By Harshmeet Singh
Government educational institutes in the country are a study in contrast. While the Government controlled institutes of higher education such as the IITs and IIMs rank among the best in the world, the government run primary schools are in shambles since time immemorial. From avoiding government schools as a kid to aspiring for government colleges for higher education, the students witness contrasting aspects of education system in the country.
With the Right to Education coming into force in 2010, Education was made a fundamental right in the country. While it drastically improved the enrollment ratio in schools, it remained silent on the quality of education that the child deserves.
The result? According to the 10th Annual Status of Education Report (ASER), about 1/4th of the class eight students in India can’t read the text meant for class 2nd. Reports like these underline the fact that national literacy rate of 74% is just eyewash.
Nowhere is the division between India and Bharat more evident than in our education system. A multitude of problems have been plaguing our education system for quite a while. The first and foremost is the lack of funds when it comes to government-run schools. While the private schools get a shot in the arm by raising enough finances through sky-high fees, the government schools are at the mercy of the budgets allocated by the government. Not only can the government slash the budgets anytime (like Jaitely did this year), only a fraction of the total allotted sum reaches the ground. Nothing else can justify classrooms where kids sit on the floor due to lack of chairs and no lectures taking place in the rainy season since the classroom has no roof. For long, government schools have been regarded as the dumping ground for the kids who couldn’t afford anything better.
Another factor that has further aggravated the problem is our affinity towards the English medium private schools. Realizing the financial potential of the idea of opening a private English medium school in small areas, a number of such schools have mushroomed in our villages over the past decade or so. The parents, who are usually poor farmers in such cases, willing to give their child the best possible education, admit them to these schools. And thus begins the erosion of their savings. Most of these private schools pay a meager salary to their teachers (Rs 500-1500 per month) since their solitary aim is to fill their own purses. It is impossible to imagine any learned teacher working for such a sum. With the parents themselves being too uneducated to check their kids’ progress, they continue paying the fee from their hard earned money, under the delusion that their kid is learning.
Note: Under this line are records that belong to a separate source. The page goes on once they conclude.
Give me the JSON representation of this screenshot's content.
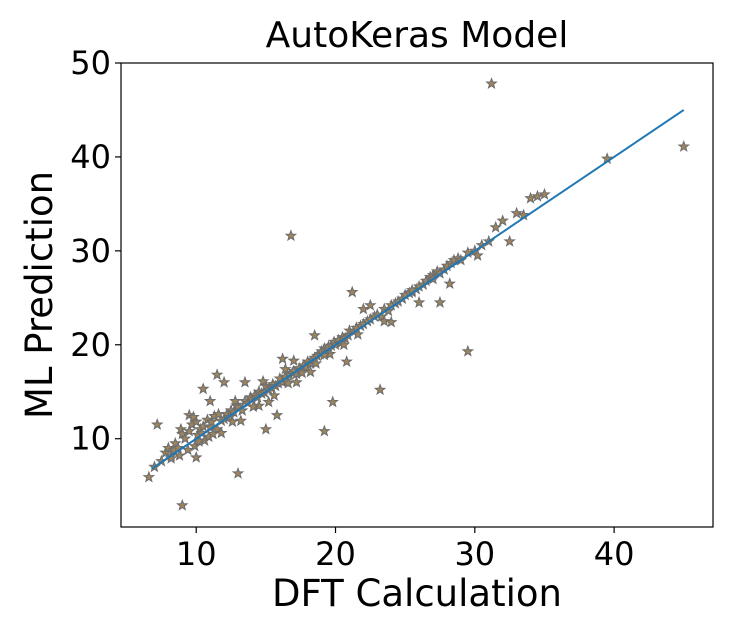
{
  "chart_data": {
    "type": "scatter",
    "title": "AutoKeras Model",
    "xlabel": "DFT Calculation",
    "ylabel": "ML Prediction",
    "xlim": [
      4.6,
      47.1
    ],
    "ylim": [
      0.6,
      50
    ],
    "xticks": [
      10,
      20,
      30,
      40
    ],
    "yticks": [
      10,
      20,
      30,
      40,
      50
    ],
    "grid": false,
    "marker": "star",
    "marker_fill": "#a0855a",
    "marker_edge": "#6e6e6e",
    "line_color": "#1f77b4",
    "fit_line": {
      "x": [
        6.8,
        45.0
      ],
      "y": [
        6.8,
        45.0
      ]
    },
    "points": {
      "x": [
        6.6,
        7.0,
        7.5,
        7.8,
        8.0,
        8.2,
        8.4,
        8.5,
        8.7,
        8.9,
        9.0,
        9.2,
        9.4,
        9.5,
        9.7,
        9.9,
        10.0,
        10.1,
        10.3,
        10.4,
        10.5,
        10.6,
        10.8,
        10.9,
        11.0,
        11.1,
        11.3,
        11.5,
        11.6,
        11.8,
        12.0,
        12.2,
        12.4,
        12.5,
        12.7,
        12.9,
        13.0,
        13.3,
        13.5,
        13.7,
        13.9,
        14.0,
        14.2,
        14.4,
        14.5,
        14.7,
        14.9,
        15.0,
        15.2,
        15.4,
        15.5,
        15.7,
        15.9,
        16.0,
        16.2,
        16.4,
        16.5,
        16.7,
        16.9,
        17.0,
        17.2,
        17.4,
        17.5,
        17.7,
        17.9,
        18.0,
        18.2,
        18.4,
        18.5,
        18.7,
        18.9,
        19.0,
        19.2,
        19.4,
        19.5,
        19.7,
        19.9,
        20.0,
        20.2,
        20.4,
        20.5,
        20.7,
        20.9,
        21.0,
        21.3,
        21.5,
        21.8,
        22.0,
        22.3,
        22.5,
        22.8,
        23.0,
        23.3,
        23.5,
        23.8,
        24.0,
        24.3,
        24.5,
        24.8,
        25.0,
        25.3,
        25.5,
        25.8,
        26.0,
        26.3,
        26.5,
        26.8,
        27.0,
        27.3,
        27.5,
        27.8,
        28.0,
        28.3,
        28.5,
        28.8,
        29.0,
        29.5,
        30.0,
        30.5,
        31.0,
        31.5,
        32.0,
        33.0,
        33.5,
        34.0,
        35.0,
        39.5,
        45.0,
        7.2,
        9.0,
        11.5,
        13.0,
        15.0,
        16.8,
        17.0,
        19.2,
        19.8,
        21.2,
        22.0,
        23.2,
        23.5,
        25.5,
        27.0,
        29.5,
        30.2,
        12.8,
        14.5,
        10.5,
        11.0,
        12.0,
        10.0,
        9.5,
        13.5,
        15.8,
        16.2,
        18.5,
        20.8,
        22.5,
        24.0,
        26.0,
        28.2,
        31.2,
        32.5,
        34.5,
        27.5,
        8.8,
        10.2,
        11.8,
        12.6,
        14.1,
        15.6,
        16.6,
        17.6,
        18.6,
        19.6,
        20.6,
        21.6,
        17.2,
        18.2,
        19.2,
        15.2,
        16.4,
        14.8,
        13.2,
        11.2,
        9.8,
        8.2
      ],
      "y": [
        5.9,
        7.0,
        7.6,
        8.5,
        9.0,
        8.2,
        8.8,
        9.5,
        9.0,
        11.0,
        10.5,
        10.0,
        8.8,
        10.8,
        11.5,
        9.2,
        11.8,
        10.4,
        11.0,
        10.6,
        11.3,
        9.8,
        12.0,
        10.2,
        11.2,
        11.8,
        12.4,
        11.0,
        12.6,
        11.9,
        12.1,
        12.6,
        12.3,
        13.0,
        12.8,
        13.6,
        13.4,
        13.0,
        14.0,
        13.8,
        14.4,
        14.2,
        14.6,
        14.4,
        15.0,
        14.8,
        14.9,
        15.6,
        15.2,
        15.4,
        15.8,
        15.6,
        15.9,
        16.4,
        16.0,
        16.6,
        16.2,
        16.8,
        17.0,
        17.2,
        16.9,
        17.5,
        17.3,
        17.8,
        17.6,
        18.2,
        18.0,
        18.4,
        18.6,
        18.8,
        19.0,
        19.3,
        19.6,
        19.5,
        19.8,
        19.9,
        20.3,
        20.0,
        20.5,
        20.2,
        20.8,
        20.7,
        21.0,
        21.5,
        21.4,
        21.8,
        22.0,
        22.2,
        22.5,
        22.7,
        23.0,
        23.2,
        23.0,
        23.8,
        23.6,
        24.2,
        24.4,
        24.6,
        24.9,
        25.3,
        25.5,
        25.6,
        25.9,
        26.2,
        26.4,
        26.8,
        27.2,
        27.4,
        27.8,
        27.6,
        28.0,
        28.4,
        28.7,
        29.0,
        29.2,
        29.0,
        29.8,
        30.0,
        30.6,
        31.0,
        32.5,
        33.2,
        34.0,
        33.8,
        35.6,
        36.0,
        39.8,
        41.1,
        11.5,
        2.9,
        16.8,
        6.3,
        11.0,
        31.6,
        18.3,
        10.8,
        13.9,
        25.6,
        23.8,
        15.2,
        22.5,
        25.8,
        27.0,
        19.3,
        29.5,
        14.0,
        13.5,
        15.3,
        14.0,
        16.0,
        8.0,
        12.5,
        16.0,
        12.5,
        18.5,
        21.0,
        18.2,
        24.2,
        22.4,
        24.5,
        26.5,
        47.8,
        31.0,
        35.8,
        24.5,
        8.2,
        9.7,
        10.6,
        11.8,
        13.4,
        14.6,
        15.9,
        17.0,
        18.0,
        19.0,
        20.0,
        21.1,
        16.0,
        17.1,
        18.9,
        13.9,
        17.4,
        16.1,
        11.9,
        10.5,
        12.3,
        7.9
      ]
    }
  }
}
But if teacher’s salary determines his dedication towards his students, why is the standard of teaching so dismal in government school? While the government schools pay their teachers a healthy salary, they do not impose any accountability on the teachers. Unlike the teachers in the private schools, the teachers at government schools have a permanent job with almost no chance of being ousted (unless they create a major blunder). There are hardly any checks on whether the teachers are actually teaching in the classroom or whether the syllabus is covered in the allotted time period or not. And for those who give their best inside the classroom, the rewards are few, in any. The promotions are arbitrary and majorly based on your tenure and your connections. Their performance inside their classroom is seldom appreciated by anyone. All these things are no secret, but that hasn’t forced anyone out of their slumber.
While we take utmost pride in making education a fundamental right in our country, we must accept that much more needs to be done. Imagine what if the solution to some of the world’s biggest problems lies in the mind of a kid who goes to a school where teacher never turns up! Let’s do ourselves a favor by taking care of our school system.